On the question of whether it is necessary to prove the loss suffered by each individual class member, the Court held that it is not.  This is the most important part of the judgment.  In short, the Court held that if an Applicant seeks an aggregate award of damages, reflecting the overall loss to the class, then it is not necessary to prove any individual’s loss – or for that matter, even to prove that any individual class member suffered loss at all.  All that matters is that the overall loss can be calculated.

When, at the end of the proceedings, the Tribunal comes to decide how to distribute the loss to each class member, it may be appropriate to try to give them each a sum reflecting their own loss; but if that is not necessary and other approaches may also be adopted.  In this case, Mr Merricks accepts that it will not be possible to give each consumer a sum reflecting their individual loss, and the proposal is that each one of the 46.2m consumers will get a fixed amount depending on the period of time when they were in the class.

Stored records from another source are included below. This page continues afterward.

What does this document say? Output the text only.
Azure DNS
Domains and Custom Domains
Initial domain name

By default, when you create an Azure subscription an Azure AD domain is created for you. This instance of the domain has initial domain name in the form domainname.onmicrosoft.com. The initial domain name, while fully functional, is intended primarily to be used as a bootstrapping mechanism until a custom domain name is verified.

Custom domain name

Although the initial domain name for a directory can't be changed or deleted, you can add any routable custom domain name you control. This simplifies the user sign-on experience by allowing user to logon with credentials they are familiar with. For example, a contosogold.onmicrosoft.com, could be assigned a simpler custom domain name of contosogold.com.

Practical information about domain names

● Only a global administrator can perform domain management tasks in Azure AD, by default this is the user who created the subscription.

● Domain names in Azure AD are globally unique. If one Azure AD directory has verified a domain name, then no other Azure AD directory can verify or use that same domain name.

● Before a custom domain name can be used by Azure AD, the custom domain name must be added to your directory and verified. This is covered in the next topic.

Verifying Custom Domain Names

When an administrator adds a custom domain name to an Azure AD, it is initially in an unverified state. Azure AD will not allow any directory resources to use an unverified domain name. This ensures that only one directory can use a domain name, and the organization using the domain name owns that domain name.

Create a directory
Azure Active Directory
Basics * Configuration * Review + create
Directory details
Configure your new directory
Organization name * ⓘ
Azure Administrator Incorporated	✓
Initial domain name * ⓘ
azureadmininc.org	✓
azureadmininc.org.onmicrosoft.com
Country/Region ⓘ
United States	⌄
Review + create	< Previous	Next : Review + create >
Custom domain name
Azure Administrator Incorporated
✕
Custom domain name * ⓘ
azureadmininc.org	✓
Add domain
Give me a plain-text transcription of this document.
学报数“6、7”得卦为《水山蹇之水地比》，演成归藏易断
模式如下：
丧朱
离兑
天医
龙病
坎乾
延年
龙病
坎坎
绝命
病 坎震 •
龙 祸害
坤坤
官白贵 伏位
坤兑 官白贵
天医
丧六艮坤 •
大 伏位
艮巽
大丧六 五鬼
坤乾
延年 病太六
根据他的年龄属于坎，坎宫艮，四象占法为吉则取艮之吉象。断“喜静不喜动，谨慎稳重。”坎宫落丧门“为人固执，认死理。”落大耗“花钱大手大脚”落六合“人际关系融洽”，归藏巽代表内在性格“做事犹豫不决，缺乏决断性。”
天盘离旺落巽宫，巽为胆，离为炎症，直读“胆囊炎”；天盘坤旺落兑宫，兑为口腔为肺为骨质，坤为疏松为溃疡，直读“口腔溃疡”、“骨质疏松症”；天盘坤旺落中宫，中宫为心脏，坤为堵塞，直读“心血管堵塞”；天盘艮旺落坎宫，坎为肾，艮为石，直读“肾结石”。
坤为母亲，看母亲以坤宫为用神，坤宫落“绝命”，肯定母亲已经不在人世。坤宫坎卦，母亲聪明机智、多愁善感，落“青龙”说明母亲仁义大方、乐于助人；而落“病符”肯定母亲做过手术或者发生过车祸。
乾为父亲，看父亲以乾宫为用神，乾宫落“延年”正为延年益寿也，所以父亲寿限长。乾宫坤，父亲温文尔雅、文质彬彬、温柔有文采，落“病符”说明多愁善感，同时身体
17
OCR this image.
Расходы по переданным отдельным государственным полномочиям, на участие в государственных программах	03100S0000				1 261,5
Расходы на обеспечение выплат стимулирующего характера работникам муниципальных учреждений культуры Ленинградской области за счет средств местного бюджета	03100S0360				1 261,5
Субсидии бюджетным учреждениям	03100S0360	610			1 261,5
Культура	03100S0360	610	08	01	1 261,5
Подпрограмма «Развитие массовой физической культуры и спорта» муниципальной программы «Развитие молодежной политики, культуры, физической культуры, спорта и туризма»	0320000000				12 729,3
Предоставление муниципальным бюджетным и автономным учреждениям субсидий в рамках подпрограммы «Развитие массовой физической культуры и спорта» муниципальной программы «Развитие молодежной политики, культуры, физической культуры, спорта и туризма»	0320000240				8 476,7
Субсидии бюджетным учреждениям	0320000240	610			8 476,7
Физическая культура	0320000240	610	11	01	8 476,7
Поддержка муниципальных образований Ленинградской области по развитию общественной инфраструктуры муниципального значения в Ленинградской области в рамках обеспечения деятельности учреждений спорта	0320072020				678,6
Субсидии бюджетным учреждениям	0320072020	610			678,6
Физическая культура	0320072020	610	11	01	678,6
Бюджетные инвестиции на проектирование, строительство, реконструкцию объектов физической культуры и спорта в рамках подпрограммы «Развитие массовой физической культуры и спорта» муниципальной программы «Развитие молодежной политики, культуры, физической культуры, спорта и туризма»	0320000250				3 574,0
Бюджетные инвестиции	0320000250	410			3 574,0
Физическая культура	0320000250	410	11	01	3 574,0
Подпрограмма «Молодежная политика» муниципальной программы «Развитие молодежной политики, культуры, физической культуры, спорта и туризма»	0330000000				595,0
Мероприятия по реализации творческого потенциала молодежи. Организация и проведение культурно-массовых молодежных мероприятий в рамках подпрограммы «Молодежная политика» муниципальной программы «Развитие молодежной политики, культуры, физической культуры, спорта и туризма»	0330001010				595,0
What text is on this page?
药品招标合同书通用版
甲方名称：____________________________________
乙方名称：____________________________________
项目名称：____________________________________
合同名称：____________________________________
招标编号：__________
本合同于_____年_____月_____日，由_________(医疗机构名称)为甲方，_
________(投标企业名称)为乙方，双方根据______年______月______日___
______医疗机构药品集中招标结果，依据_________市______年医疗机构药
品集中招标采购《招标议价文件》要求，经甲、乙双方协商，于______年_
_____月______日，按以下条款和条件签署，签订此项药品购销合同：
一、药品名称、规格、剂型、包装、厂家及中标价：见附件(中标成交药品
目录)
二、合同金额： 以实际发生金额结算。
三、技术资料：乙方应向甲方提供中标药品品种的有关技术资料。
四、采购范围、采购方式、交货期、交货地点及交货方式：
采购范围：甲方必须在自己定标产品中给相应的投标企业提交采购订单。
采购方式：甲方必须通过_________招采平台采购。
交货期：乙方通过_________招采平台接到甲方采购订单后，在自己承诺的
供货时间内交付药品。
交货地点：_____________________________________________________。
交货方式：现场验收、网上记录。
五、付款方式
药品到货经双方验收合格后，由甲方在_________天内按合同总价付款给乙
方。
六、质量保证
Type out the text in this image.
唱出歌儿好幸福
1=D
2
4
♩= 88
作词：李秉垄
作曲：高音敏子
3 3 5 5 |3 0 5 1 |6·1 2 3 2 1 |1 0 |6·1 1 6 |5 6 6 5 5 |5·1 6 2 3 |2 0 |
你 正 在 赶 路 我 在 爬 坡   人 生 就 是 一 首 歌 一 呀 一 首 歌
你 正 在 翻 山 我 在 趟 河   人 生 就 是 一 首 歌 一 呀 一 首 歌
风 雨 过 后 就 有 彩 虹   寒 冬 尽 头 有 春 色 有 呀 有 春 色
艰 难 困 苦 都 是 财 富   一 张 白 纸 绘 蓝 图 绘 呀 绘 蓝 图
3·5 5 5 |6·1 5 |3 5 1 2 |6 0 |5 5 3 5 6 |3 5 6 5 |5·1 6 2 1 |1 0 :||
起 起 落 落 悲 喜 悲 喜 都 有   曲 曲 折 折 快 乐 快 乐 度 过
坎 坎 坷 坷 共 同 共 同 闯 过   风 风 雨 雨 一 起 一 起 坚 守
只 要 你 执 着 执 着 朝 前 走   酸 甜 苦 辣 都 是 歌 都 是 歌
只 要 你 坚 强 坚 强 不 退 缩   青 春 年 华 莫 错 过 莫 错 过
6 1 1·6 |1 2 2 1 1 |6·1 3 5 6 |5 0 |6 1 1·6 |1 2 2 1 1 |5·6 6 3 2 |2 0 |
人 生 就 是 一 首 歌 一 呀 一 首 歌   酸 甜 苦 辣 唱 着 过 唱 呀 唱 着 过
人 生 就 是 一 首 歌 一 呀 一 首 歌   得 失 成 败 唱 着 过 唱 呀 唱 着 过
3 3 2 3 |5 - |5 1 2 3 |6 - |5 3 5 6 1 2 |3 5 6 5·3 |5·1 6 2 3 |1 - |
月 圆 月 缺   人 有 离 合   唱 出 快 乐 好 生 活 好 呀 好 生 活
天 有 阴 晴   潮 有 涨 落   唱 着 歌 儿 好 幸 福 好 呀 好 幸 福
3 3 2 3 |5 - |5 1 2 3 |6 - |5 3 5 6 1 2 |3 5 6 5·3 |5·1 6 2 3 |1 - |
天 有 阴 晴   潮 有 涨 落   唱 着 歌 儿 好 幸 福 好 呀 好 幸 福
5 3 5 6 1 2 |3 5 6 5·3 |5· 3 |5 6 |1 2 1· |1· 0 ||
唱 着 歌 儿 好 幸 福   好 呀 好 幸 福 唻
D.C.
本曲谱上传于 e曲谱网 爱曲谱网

It would obviously be an exaggeration to say that this judgment solves all of the problems with the collective proceedings regime.  For one thing, Mr Merricks still has a long road to travel, and none of us should make any plans just yet for the hundred pounds or so that might be coming our way.  For another thing, there are other difficulties with the regime, some of which are exemplified by the Pride case which we have blogged about previously.  But on any view today’s judgment is a very important one, and it can be expected to breathe new life into a regime which has not, as yet, lived up to early expectations.